One such instance occurred at the Milan Fashion Week in February, Giorgio Armani showcased his new collection in an empty, closed studio and preferred to live stream it than invite visitors, as Italy witnessed a splurge in Coronavirus cases. A social distancing becomes part and parcel of our everyday lives, fashion brands will have to reinvent themselves to cater to their customers through e-commerce as with time, digital media will become a necessity than just a choice.

  • Innovative Science-Based Fashion

As uncertainty prevails across the world over Covid – 19, global fashion brands find creative ways to keep their businesses in place while creating new from the old. “Necessity is the mother of invention”. Rightly quoted, the fashion brands are now rooting into science-based fashion such as Masks and PPE for survival. 

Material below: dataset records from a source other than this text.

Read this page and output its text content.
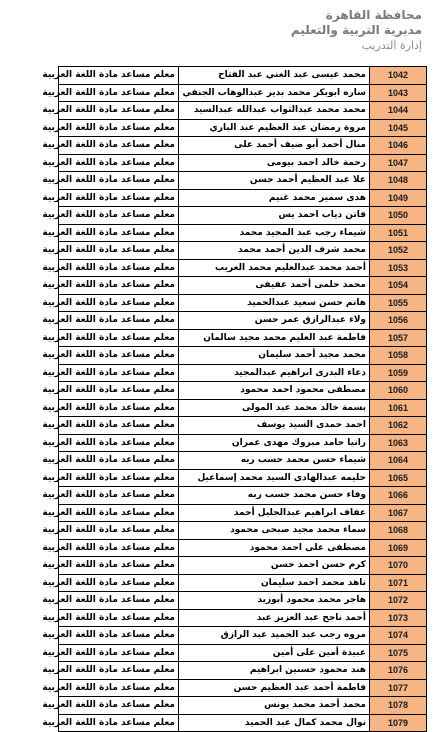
محافظة القاهرة
مديرية التربية والتعليم
إدارة التدريب
1042	محمد عيسى عبد الغني عبد الفتاح	معلم مساعد مادة اللغة العربية
1043	ساره ابوبكر محمد بدير عبدالوهاب الجنفي	معلم مساعد مادة اللغة العربية
1044	محمد محمد عبدالتواب عبدالله عبدالسيد	معلم مساعد مادة اللغة العربية
1045	مروة رمضان عبد العظيم عبد الباري	معلم مساعد مادة اللغة العربية
1046	منال أحمد أبو ضيف أحمد على	معلم مساعد مادة اللغة العربية
1047	رحمة خالد احمد بيومى	معلم مساعد مادة اللغة العربية
1048	علا عبد العظيم أحمد حسن	معلم مساعد مادة اللغة العربية
1049	هدى سمير محمد غنيم	معلم مساعد مادة اللغة العربية
1050	فاتن دياب احمد يس	معلم مساعد مادة اللغة العربية
1051	شيماء رجب عبد المجيد محمد	معلم مساعد مادة اللغة العربية
1052	محمد شرف الدين أحمد محمد	معلم مساعد مادة اللغة العربية
1053	أحمد محمد عبدالعليم محمد الغريب	معلم مساعد مادة اللغة العربية
1054	محمد حلمى أحمد عفيفى	معلم مساعد مادة اللغة العربية
1055	هانم حسن سعيد عبدالحميد	معلم مساعد مادة اللغة العربية
1056	ولاء عبدالرازق عمر حسن	معلم مساعد مادة اللغة العربية
1057	فاطمة عبد العليم محمد مجيد سالمان	معلم مساعد مادة اللغة العربية
1058	محمد مجيد أحمد سليمان	معلم مساعد مادة اللغة العربية
1059	دعاء البدرى ابراهيم عبدالمجيد	معلم مساعد مادة اللغة العربية
1060	مصطفى محمود احمد محمود	معلم مساعد مادة اللغة العربية
1061	بسمة خالد محمد عبد المولى	معلم مساعد مادة اللغة العربية
1062	احمد حمدى السيد يوسف	معلم مساعد مادة اللغة العربية
1063	رانيا حامد مبروك مهدى عمران	معلم مساعد مادة اللغة العربية
1064	شيماء حسن محمد حسب ربه	معلم مساعد مادة اللغة العربية
1065	حليمه عبدالهادى السيد محمد إسماعيل	معلم مساعد مادة اللغة العربية
1066	وفاء حسن محمد حسب ربه	معلم مساعد مادة اللغة العربية
1067	عفاف ابراهيم عبدالجليل أحمد	معلم مساعد مادة اللغة العربية
1068	سماء محمد مجيد صبحى محمود	معلم مساعد مادة اللغة العربية
1069	مصطفى على احمد محمود	معلم مساعد مادة اللغة العربية
1070	كرم حسن احمد حسن	معلم مساعد مادة اللغة العربية
1071	ناهد محمد احمد سليمان	معلم مساعد مادة اللغة العربية
1072	هاجر محمد محمود أبوزيد	معلم مساعد مادة اللغة العربية
1073	أحمد ناجح عبد العزيز عبد	معلم مساعد مادة اللغة العربية
1074	مروه رجب عبد الحميد عبد الرازق	معلم مساعد مادة اللغة العربية
1075	عبيدة أمين على أمين	معلم مساعد مادة اللغة العربية
1076	هند محمود حسنين ابراهيم	معلم مساعد مادة اللغة العربية
1077	فاطمة أحمد عبد العظيم حسن	معلم مساعد مادة اللغة العربية
1078	محمد أحمد محمد يونس	معلم مساعد مادة اللغة العربية
1079	نوال محمد كمال عبد الحميد	معلم مساعد مادة اللغة العربية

Commenting on whether the health-themed/ science-based fashion needs like bio-protective materials and body protective designs will become a mainstay of fashion in the coming times, Esha Agarwal Fernandes – Founder – Chambray & Co. said “It is absolutely a need-based decision for brands to make protective, functional clothing,  almost as basic as making warm clothing for winters. Today the pandemic has the world scurrying for healthy food and supplementing vitamins. But what if you could avoid common flu and develop immunity simply by getting dressed? That´s the idea behind two garments designed by Olivia Ong, a former student at Cornell University. This is an apt example of “functional clothing” when fashion does something more than just making the wearer look good. At Chambray & Co. all our garments are made from plant-based fabrics and dyed using natural pigments, providing not only aesthetic satisfaction and environment preservation but utilitarian uses as well. Natural dyes have antimicrobial properties, making them safer for kids in particular and they do not contain harmful chemicals nor carcinogenic components and they provide higher UV absorption in the fabrics they are used on.”

Fashion is a barometer of what humans are experiencing. Through reinventing strategies and redesigning the design practices, Fashion will eventually find its way back to what can be termed “ESSENTIAL”.